03. You have spoken to me about your practice beginning in text often. You attach meaning to specific text, often phrases, could you talk to me about some phrases you are drawn to at the moment?
I can’t stop thinking about something I heard recently “you are supposed to be sad at a funeral”. It feels weighted and able to point at so many things so simply. I guess at the moment it seems to describe a feeling I’ve been feeling.
04. How do these phrases relate to materials you work with?
For me “you are supposed to be sad at a funeral” is deeply connected to a previous phrase I would think about - “your house is on fire what are you going to take?”. It is the newest iteration of the feeling I have been feeling about home - the world. And so, the materials I have been drawn to are in reference to home in some way or the other - perhaps secretly at times. So too, loss and grief determine my understanding of these materials - burnt wax feels like a candle or prayer that has been completely exhausted. So maybe these phrases and texts help me meet the materials and give me some sort of orientation rather than an exact road ahead.

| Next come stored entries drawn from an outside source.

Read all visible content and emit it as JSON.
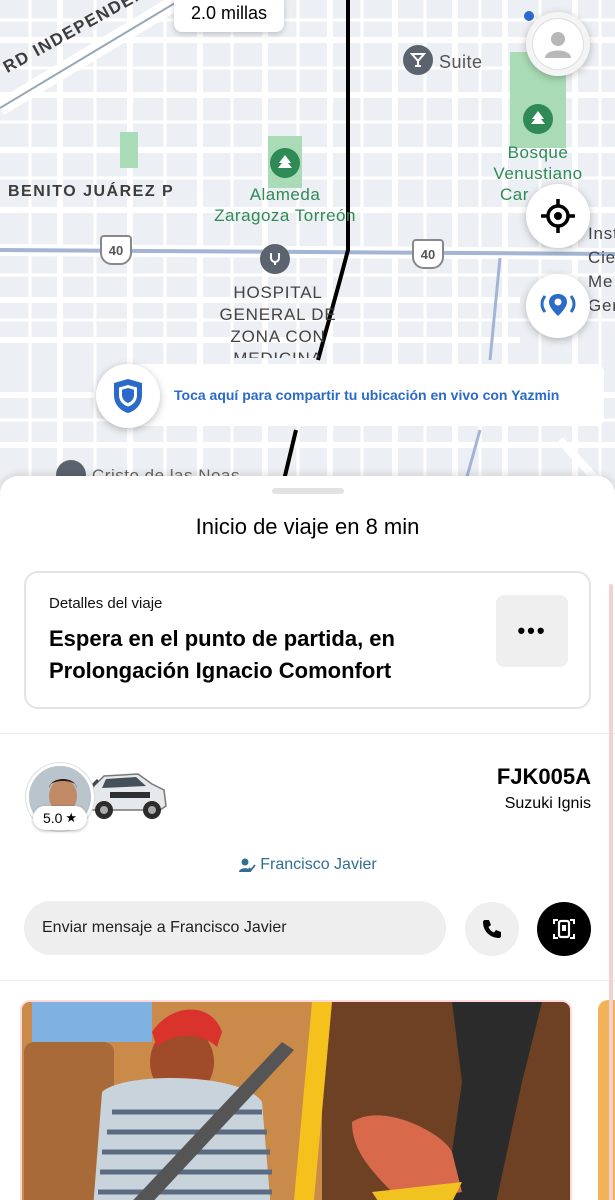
{
  "map": {
    "distance": "2.0 millas",
    "streets": {
      "independencia": "RD INDEPENDENCIA",
      "benito": "BENITO JUÁREZ P"
    },
    "places": {
      "suite": "Suite",
      "bosque_line1": "Bosque",
      "bosque_line2": "Venustiano",
      "bosque_line3": "Car",
      "alameda_line1": "Alameda",
      "alameda_line2": "Zaragoza Torreón",
      "hospital_line1": "HOSPITAL",
      "hospital_line2": "GENERAL DE",
      "hospital_line3": "ZONA CON",
      "hospital_line4": "MEDICINA",
      "inst_line1": "Inst",
      "inst_line2": "Cie",
      "inst_line3": "Me",
      "inst_line4": "Ger",
      "cristo": "Cristo de las Noas"
    },
    "highway_shields": [
      "40",
      "40"
    ],
    "share_text": "Toca aquí para compartir tu ubicación en vivo con Yazmin",
    "colors": {
      "map_bg": "#eceff3",
      "park": "#a9dcb6",
      "accent_blue": "#2a6ac8"
    }
  },
  "trip": {
    "eta_title": "Inicio de viaje en 8 min",
    "details_label": "Detalles del viaje",
    "details_text": "Espera en el punto de partida, en Prolongación Ignacio Comonfort",
    "more_label": "•••"
  },
  "driver": {
    "rating": "5.0",
    "rating_star": "★",
    "plate": "FJK005A",
    "car_model": "Suzuki Ignis",
    "name": "Francisco Javier"
  },
  "actions": {
    "message_placeholder": "Enviar mensaje a Francisco Javier"
  }
}
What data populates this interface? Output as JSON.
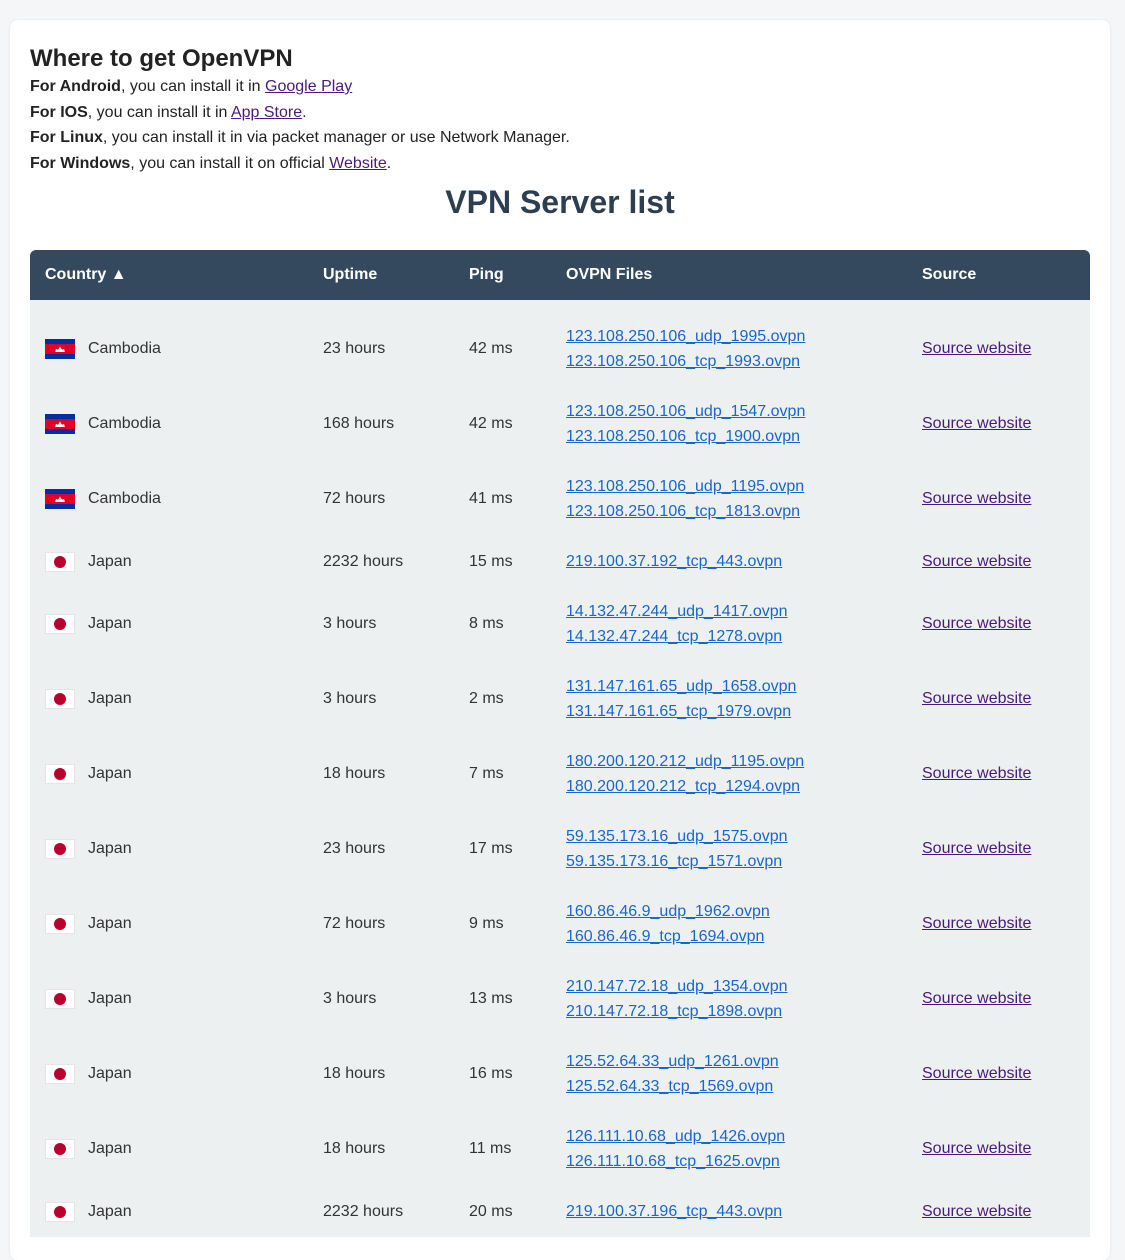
{
  "title": "Where to get OpenVPN",
  "install": [
    {
      "platform": "For Android",
      "text": ", you can install it in ",
      "link": "Google Play",
      "after": ""
    },
    {
      "platform": "For IOS",
      "text": ", you can install it in ",
      "link": "App Store",
      "after": "."
    },
    {
      "platform": "For Linux",
      "text": ", you can install it in via packet manager or use Network Manager.",
      "link": "",
      "after": ""
    },
    {
      "platform": "For Windows",
      "text": ", you can install it on official ",
      "link": "Website",
      "after": "."
    }
  ],
  "list_title": "VPN Server list",
  "columns": [
    "Country  ▲",
    "Uptime",
    "Ping",
    "OVPN Files",
    "Source"
  ],
  "source_label": "Source website",
  "colors": {
    "header": "#34495e",
    "row": "#ecf0f1",
    "link": "#1a66cc",
    "visited": "#4a1a7a"
  },
  "rows": [
    {
      "flag": "kh",
      "country": "Cambodia",
      "uptime": "23 hours",
      "ping": "42 ms",
      "files": [
        "123.108.250.106_udp_1995.ovpn",
        "123.108.250.106_tcp_1993.ovpn"
      ]
    },
    {
      "flag": "kh",
      "country": "Cambodia",
      "uptime": "168 hours",
      "ping": "42 ms",
      "files": [
        "123.108.250.106_udp_1547.ovpn",
        "123.108.250.106_tcp_1900.ovpn"
      ]
    },
    {
      "flag": "kh",
      "country": "Cambodia",
      "uptime": "72 hours",
      "ping": "41 ms",
      "files": [
        "123.108.250.106_udp_1195.ovpn",
        "123.108.250.106_tcp_1813.ovpn"
      ]
    },
    {
      "flag": "jp",
      "country": "Japan",
      "uptime": "2232 hours",
      "ping": "15 ms",
      "files": [
        "219.100.37.192_tcp_443.ovpn"
      ]
    },
    {
      "flag": "jp",
      "country": "Japan",
      "uptime": "3 hours",
      "ping": "8 ms",
      "files": [
        "14.132.47.244_udp_1417.ovpn",
        "14.132.47.244_tcp_1278.ovpn"
      ]
    },
    {
      "flag": "jp",
      "country": "Japan",
      "uptime": "3 hours",
      "ping": "2 ms",
      "files": [
        "131.147.161.65_udp_1658.ovpn",
        "131.147.161.65_tcp_1979.ovpn"
      ]
    },
    {
      "flag": "jp",
      "country": "Japan",
      "uptime": "18 hours",
      "ping": "7 ms",
      "files": [
        "180.200.120.212_udp_1195.ovpn",
        "180.200.120.212_tcp_1294.ovpn"
      ]
    },
    {
      "flag": "jp",
      "country": "Japan",
      "uptime": "23 hours",
      "ping": "17 ms",
      "files": [
        "59.135.173.16_udp_1575.ovpn",
        "59.135.173.16_tcp_1571.ovpn"
      ]
    },
    {
      "flag": "jp",
      "country": "Japan",
      "uptime": "72 hours",
      "ping": "9 ms",
      "files": [
        "160.86.46.9_udp_1962.ovpn",
        "160.86.46.9_tcp_1694.ovpn"
      ]
    },
    {
      "flag": "jp",
      "country": "Japan",
      "uptime": "3 hours",
      "ping": "13 ms",
      "files": [
        "210.147.72.18_udp_1354.ovpn",
        "210.147.72.18_tcp_1898.ovpn"
      ]
    },
    {
      "flag": "jp",
      "country": "Japan",
      "uptime": "18 hours",
      "ping": "16 ms",
      "files": [
        "125.52.64.33_udp_1261.ovpn",
        "125.52.64.33_tcp_1569.ovpn"
      ]
    },
    {
      "flag": "jp",
      "country": "Japan",
      "uptime": "18 hours",
      "ping": "11 ms",
      "files": [
        "126.111.10.68_udp_1426.ovpn",
        "126.111.10.68_tcp_1625.ovpn"
      ]
    },
    {
      "flag": "jp",
      "country": "Japan",
      "uptime": "2232 hours",
      "ping": "20 ms",
      "files": [
        "219.100.37.196_tcp_443.ovpn"
      ]
    }
  ]
}
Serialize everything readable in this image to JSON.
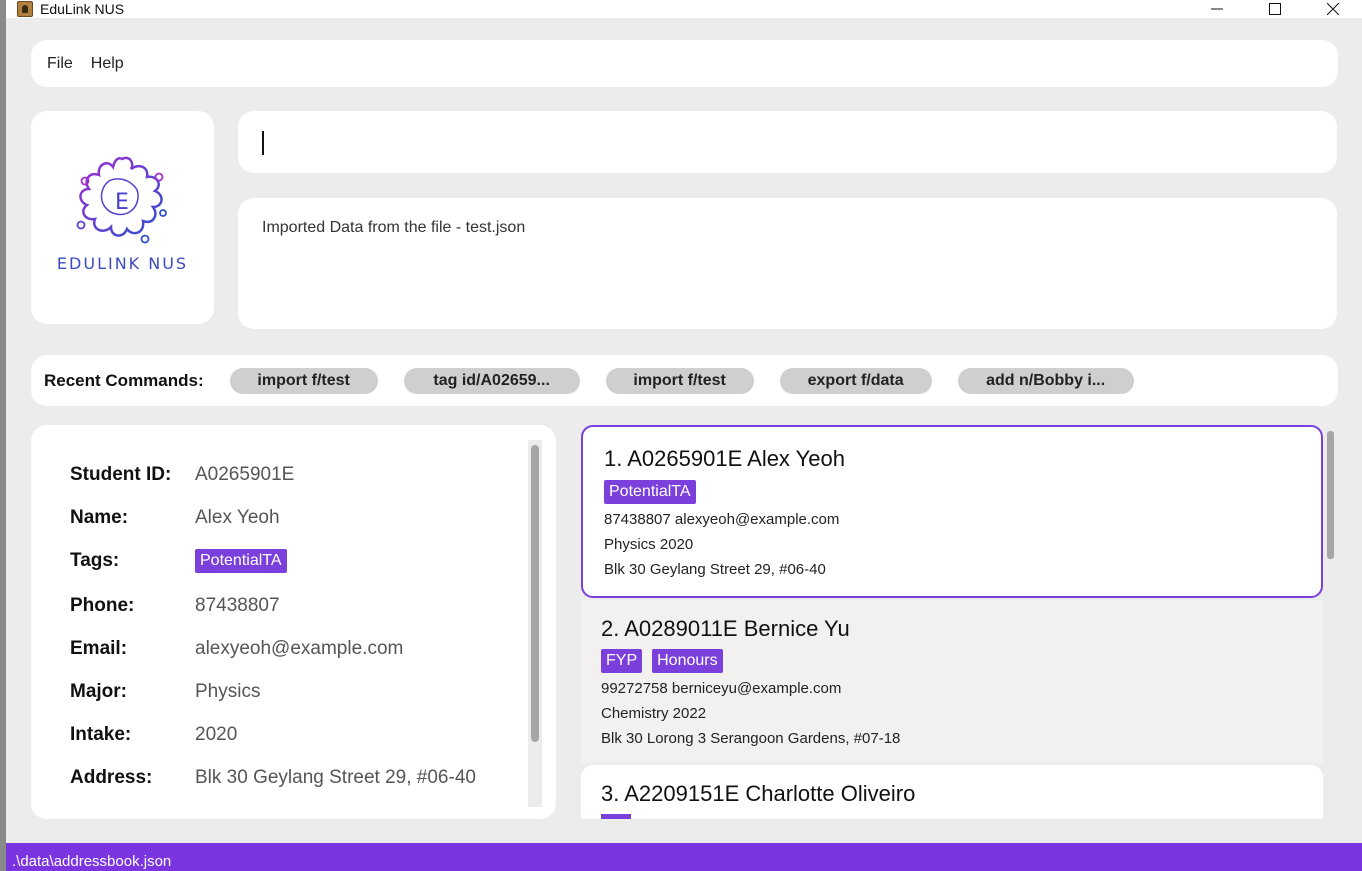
{
  "window": {
    "title": "EduLink NUS"
  },
  "menu": {
    "items": [
      "File",
      "Help"
    ]
  },
  "logo": {
    "text": "EDULINK NUS",
    "letter": "E"
  },
  "command": {
    "value": "",
    "placeholder": ""
  },
  "result": {
    "text": "Imported Data from the file - test.json"
  },
  "recent": {
    "label": "Recent Commands:",
    "chips": [
      "import f/test",
      "tag id/A02659...",
      "import f/test",
      "export f/data",
      "add n/Bobby i..."
    ]
  },
  "detail": {
    "rows": [
      {
        "label": "Student ID:",
        "value": "A0265901E"
      },
      {
        "label": "Name:",
        "value": "Alex Yeoh"
      },
      {
        "label": "Tags:",
        "value": "PotentialTA"
      },
      {
        "label": "Phone:",
        "value": "87438807"
      },
      {
        "label": "Email:",
        "value": "alexyeoh@example.com"
      },
      {
        "label": "Major:",
        "value": "Physics"
      },
      {
        "label": "Intake:",
        "value": "2020"
      },
      {
        "label": "Address:",
        "value": "Blk 30 Geylang Street 29, #06-40"
      }
    ]
  },
  "students": [
    {
      "title": "1.  A0265901E Alex Yeoh",
      "tags": [
        "PotentialTA"
      ],
      "contact": "87438807  alexyeoh@example.com",
      "major_intake": "Physics  2020",
      "address": "Blk 30 Geylang Street 29, #06-40"
    },
    {
      "title": "2.  A0289011E Bernice Yu",
      "tags": [
        "FYP",
        "Honours"
      ],
      "contact": "99272758  berniceyu@example.com",
      "major_intake": "Chemistry  2022",
      "address": "Blk 30 Lorong 3 Serangoon Gardens, #07-18"
    },
    {
      "title": "3.  A2209151E Charlotte Oliveiro"
    }
  ],
  "status": {
    "path": ".\\data\\addressbook.json"
  },
  "colors": {
    "accent": "#7b3fdc",
    "statusbar": "#7b35e0",
    "logo": "#3b4cc0"
  }
}
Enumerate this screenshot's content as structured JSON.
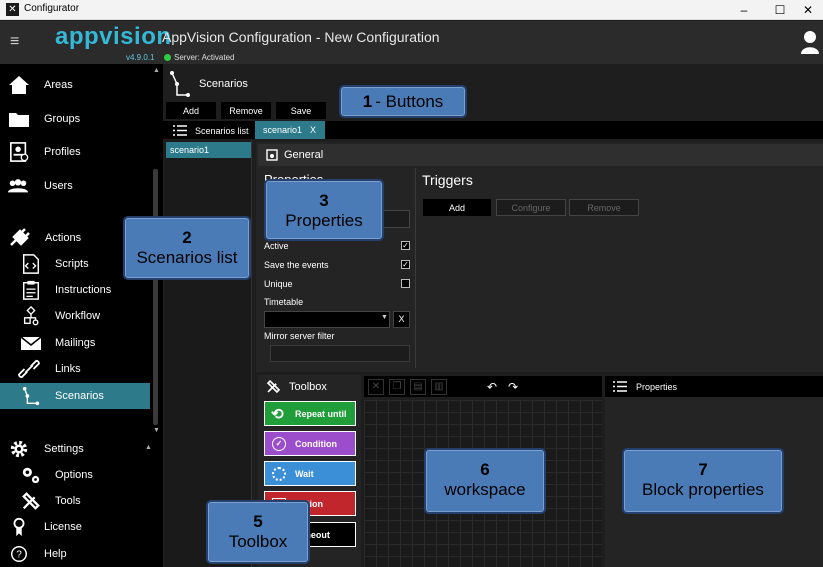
{
  "window": {
    "title": "Configurator",
    "controls": [
      "–",
      "☐",
      "✕"
    ]
  },
  "header": {
    "logo": "appvision",
    "version": "v4.9.0.1",
    "server_status": "Server: Activated",
    "title": "AppVision Configuration - New Configuration"
  },
  "sidebar": {
    "items": [
      {
        "label": "Areas",
        "icon": "house-icon"
      },
      {
        "label": "Groups",
        "icon": "folder-icon"
      },
      {
        "label": "Profiles",
        "icon": "profile-badge-icon"
      },
      {
        "label": "Users",
        "icon": "users-icon"
      },
      {
        "label": "Actions",
        "icon": "plug-icon"
      },
      {
        "label": "Scripts",
        "icon": "code-file-icon"
      },
      {
        "label": "Instructions",
        "icon": "clipboard-icon"
      },
      {
        "label": "Workflow",
        "icon": "workflow-icon"
      },
      {
        "label": "Mailings",
        "icon": "envelope-icon"
      },
      {
        "label": "Links",
        "icon": "link-icon"
      },
      {
        "label": "Scenarios",
        "icon": "scenario-icon",
        "active": true
      },
      {
        "label": "Settings",
        "icon": "gear-icon"
      },
      {
        "label": "Options",
        "icon": "gears-icon"
      },
      {
        "label": "Tools",
        "icon": "tools-icon"
      },
      {
        "label": "License",
        "icon": "license-icon"
      },
      {
        "label": "Help",
        "icon": "help-icon"
      }
    ]
  },
  "page": {
    "title": "Scenarios",
    "buttons": {
      "add": "Add",
      "remove": "Remove",
      "save": "Save"
    },
    "scenarios_list_label": "Scenarios list",
    "scenarios": [
      "scenario1"
    ],
    "open_tab": "scenario1",
    "open_tab_close": "X"
  },
  "general": {
    "title": "General",
    "properties_heading": "Properties",
    "active_label": "Active",
    "save_events_label": "Save the events",
    "unique_label": "Unique",
    "timetable_label": "Timetable",
    "timetable_clear": "X",
    "mirror_filter_label": "Mirror server filter",
    "checkmark": "✓"
  },
  "triggers": {
    "title": "Triggers",
    "add": "Add",
    "configure": "Configure",
    "remove": "Remove"
  },
  "toolbox": {
    "title": "Toolbox",
    "blocks": [
      {
        "label": "Repeat until",
        "color": "#1f9e3a"
      },
      {
        "label": "Condition",
        "color": "#9b4dcc"
      },
      {
        "label": "Wait",
        "color": "#3b8fd6"
      },
      {
        "label": "Action",
        "color": "#c0262b"
      },
      {
        "label": "Timeout",
        "color": "#000000"
      }
    ]
  },
  "block_properties": {
    "title": "Properties"
  },
  "callouts": [
    {
      "num": "1",
      "text": "- Buttons"
    },
    {
      "num": "2",
      "text": "Scenarios list"
    },
    {
      "num": "3",
      "text": "Properties"
    },
    {
      "num": "5",
      "text": "Toolbox"
    },
    {
      "num": "6",
      "text": "workspace"
    },
    {
      "num": "7",
      "text": "Block properties"
    }
  ],
  "colors": {
    "accent": "#2d7b8a",
    "logo": "#35b8d8",
    "callout": "#4a7bb7"
  }
}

05. Can you talk to me more about your use of transitory medis such as shadow?
I think I transience due to my aversion to the heaviness of “once and for all” - I like the potential of surprise that transience allows - the feeling of being caught off guard by something you thought you knew. Perhaps how transience feels conversational and taps into my interest in translation - translation in various ways. It feels more of the world - it doesn’t feel trapped.
06. Could you talk to me about your practice of installation and how layering plays a role?
Installation allows for an experience of space - of accounting space in the process - I think of setting the scene of my practice - of asking the art and the viewer to be present - of holding it all at once. Layering allows me to remake up my mind and vary in my expression - of getting to know the pieces more - of falling deeper within - through a shuffling of the sequence - the story.